Çınar (2010) yaptığı yüksek lisans çalışmasında dünyada ve Türkiye’de gittikçe karmaşık bir hal alan kimlik meselelerinin tarih ve öğretimini nasıl yönlendirdiğini göstermek amacıyla bir çalışma gerçekleştirmiştir. Aynı zamanda kimlik meselesinin tarih öğretimi yoluyla nasıl yönlendirilebileceğini ortaya koyan alternatif bir bakış açısı sunmaya çalışmıştır.

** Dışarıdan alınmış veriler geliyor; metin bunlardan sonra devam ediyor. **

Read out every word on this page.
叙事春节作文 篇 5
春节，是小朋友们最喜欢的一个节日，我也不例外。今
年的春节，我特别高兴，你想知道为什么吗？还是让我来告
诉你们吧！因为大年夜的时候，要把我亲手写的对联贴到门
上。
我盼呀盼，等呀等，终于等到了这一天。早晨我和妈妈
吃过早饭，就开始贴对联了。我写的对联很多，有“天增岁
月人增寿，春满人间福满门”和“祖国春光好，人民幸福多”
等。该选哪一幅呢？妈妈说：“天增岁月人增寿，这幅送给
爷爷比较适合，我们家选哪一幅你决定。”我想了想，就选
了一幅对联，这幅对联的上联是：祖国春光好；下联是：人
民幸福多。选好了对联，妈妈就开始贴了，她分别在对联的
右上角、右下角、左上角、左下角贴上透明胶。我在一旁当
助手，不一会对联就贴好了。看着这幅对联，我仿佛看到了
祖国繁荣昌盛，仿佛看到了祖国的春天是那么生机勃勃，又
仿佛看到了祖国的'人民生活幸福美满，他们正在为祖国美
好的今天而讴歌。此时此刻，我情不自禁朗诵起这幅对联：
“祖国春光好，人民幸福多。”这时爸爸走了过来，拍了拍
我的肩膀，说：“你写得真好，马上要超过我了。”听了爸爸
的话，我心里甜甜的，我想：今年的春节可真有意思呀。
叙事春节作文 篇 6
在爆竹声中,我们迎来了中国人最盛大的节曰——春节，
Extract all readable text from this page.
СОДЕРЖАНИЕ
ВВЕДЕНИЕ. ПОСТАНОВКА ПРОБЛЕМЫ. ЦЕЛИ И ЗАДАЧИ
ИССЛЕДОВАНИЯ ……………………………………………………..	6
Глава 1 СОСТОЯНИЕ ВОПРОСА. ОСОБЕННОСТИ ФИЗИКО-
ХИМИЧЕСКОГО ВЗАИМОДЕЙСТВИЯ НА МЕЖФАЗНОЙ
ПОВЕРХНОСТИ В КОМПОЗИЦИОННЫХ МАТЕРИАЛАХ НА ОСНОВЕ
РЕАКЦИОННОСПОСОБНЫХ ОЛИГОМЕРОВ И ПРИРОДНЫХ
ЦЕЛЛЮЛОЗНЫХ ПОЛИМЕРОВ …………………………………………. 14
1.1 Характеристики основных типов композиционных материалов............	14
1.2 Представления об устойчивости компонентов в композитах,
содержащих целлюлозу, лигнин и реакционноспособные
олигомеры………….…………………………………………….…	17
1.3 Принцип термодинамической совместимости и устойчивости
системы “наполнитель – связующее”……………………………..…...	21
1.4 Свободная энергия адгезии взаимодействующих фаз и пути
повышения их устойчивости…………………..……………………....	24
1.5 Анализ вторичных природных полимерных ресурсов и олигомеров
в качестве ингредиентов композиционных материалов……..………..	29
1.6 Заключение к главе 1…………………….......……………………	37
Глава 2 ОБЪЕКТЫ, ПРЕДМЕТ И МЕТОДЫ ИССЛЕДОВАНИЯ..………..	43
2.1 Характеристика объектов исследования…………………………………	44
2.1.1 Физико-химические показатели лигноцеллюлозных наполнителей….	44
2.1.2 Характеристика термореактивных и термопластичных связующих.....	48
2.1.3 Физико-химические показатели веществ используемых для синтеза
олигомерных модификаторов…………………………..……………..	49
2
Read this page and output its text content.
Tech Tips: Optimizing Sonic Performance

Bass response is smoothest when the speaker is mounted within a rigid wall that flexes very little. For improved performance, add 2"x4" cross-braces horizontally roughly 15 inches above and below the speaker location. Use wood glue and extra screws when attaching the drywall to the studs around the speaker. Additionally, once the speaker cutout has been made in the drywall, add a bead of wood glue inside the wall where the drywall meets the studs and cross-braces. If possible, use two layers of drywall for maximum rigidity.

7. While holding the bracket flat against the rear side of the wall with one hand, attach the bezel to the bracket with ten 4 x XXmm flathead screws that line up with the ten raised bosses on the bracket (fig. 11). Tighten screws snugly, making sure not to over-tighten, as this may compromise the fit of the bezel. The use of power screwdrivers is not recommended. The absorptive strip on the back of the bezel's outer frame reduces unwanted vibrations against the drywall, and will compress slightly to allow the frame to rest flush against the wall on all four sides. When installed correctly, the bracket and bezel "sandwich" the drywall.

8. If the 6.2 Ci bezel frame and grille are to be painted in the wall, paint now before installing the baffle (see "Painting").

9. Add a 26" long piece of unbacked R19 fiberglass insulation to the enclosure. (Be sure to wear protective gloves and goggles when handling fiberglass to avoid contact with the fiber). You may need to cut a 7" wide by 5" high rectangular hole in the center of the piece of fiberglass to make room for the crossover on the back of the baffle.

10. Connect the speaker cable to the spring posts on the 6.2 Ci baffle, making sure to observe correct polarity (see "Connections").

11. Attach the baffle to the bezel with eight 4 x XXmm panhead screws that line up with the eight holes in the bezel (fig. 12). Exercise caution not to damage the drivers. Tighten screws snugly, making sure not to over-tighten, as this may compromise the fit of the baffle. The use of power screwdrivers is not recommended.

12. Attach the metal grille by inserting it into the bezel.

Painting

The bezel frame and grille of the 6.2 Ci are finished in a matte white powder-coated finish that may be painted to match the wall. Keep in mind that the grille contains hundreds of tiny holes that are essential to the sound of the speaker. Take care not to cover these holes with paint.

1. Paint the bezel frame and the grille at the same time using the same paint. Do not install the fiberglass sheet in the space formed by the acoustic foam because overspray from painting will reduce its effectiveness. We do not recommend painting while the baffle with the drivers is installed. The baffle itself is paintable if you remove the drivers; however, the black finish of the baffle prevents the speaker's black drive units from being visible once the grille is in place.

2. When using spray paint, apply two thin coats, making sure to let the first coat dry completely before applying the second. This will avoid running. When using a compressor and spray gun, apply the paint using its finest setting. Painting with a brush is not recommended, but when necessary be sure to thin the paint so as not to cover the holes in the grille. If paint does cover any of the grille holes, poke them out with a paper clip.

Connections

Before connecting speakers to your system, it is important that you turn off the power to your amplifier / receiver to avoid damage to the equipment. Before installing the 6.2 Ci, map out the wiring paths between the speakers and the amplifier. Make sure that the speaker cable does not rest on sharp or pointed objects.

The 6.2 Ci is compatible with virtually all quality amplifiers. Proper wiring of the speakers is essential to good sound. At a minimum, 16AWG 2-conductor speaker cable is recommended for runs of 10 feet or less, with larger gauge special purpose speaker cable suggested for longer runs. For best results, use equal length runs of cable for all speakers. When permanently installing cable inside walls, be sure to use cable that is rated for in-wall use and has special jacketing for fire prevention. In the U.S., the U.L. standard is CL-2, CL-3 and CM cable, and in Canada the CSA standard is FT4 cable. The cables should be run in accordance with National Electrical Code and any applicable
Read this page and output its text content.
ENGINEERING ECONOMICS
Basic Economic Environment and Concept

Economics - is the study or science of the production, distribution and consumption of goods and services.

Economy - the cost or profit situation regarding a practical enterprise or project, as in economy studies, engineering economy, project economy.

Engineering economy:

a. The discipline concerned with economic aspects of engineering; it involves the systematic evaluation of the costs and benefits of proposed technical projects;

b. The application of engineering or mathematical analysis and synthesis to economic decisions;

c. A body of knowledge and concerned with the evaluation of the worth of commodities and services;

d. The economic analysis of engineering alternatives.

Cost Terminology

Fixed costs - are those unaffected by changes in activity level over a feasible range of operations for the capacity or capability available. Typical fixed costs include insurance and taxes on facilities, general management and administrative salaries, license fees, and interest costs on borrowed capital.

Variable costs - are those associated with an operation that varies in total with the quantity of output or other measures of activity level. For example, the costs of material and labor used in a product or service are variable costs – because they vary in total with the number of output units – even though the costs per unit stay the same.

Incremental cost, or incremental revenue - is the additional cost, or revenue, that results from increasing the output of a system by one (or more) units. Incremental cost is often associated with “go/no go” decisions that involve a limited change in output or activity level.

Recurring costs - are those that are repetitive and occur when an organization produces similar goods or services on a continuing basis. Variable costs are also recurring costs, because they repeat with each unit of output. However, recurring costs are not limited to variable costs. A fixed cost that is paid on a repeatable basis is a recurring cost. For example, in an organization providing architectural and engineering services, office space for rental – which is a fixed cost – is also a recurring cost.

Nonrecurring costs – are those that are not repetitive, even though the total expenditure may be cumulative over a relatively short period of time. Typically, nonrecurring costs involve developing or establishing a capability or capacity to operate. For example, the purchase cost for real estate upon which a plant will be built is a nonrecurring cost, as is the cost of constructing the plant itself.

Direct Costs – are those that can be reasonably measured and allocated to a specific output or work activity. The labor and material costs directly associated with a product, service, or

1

Ve bu bakış açısını, günümüzde bir hayli tartışma konusu olan çokkültürlülük ve kültürlerarasıcılık terimleri baz alarak oluşturmuştur. Çalışmasında ulusların, farklı kültürlerin bir araya gelmelerinin çokkültürlülüğü ifade etmediğini; bu bir arada bulunma halini kontrollü olarak devam ettirebilmenin, yeni bir toplumsal form ortaya koyabilmenin çokkültürlülüğün kendisi olduğunu ana hatlarıyla ele almıştır. Ayrıca çalışmasında, çoğulculuk, liberalizm, asimilasyon, ulus, milliyetçilik, küreselleşme, kültür, çokkültürcülük olguları arasında kaybolmamak için bu kavramları özetlemeye çalışmış ve kavramların taraftar ve muhaliflerinin bakış açılarını sunmuştur. Nihayetinde Avrupa Birliği yolunda günümüz tarih öğretim programlarının içeriklerinin çokkültürcülüğe ne kadar meyilli olduğunu nicel bir çalışma ile ortaya koymuş, sonuç kısmında ise çokkültürcülüğün Türkiye’nin tarih öğretiminde nasıl uygulanabileceğine dair alternatif bir yaklaşım sunmaya çalışmıştır.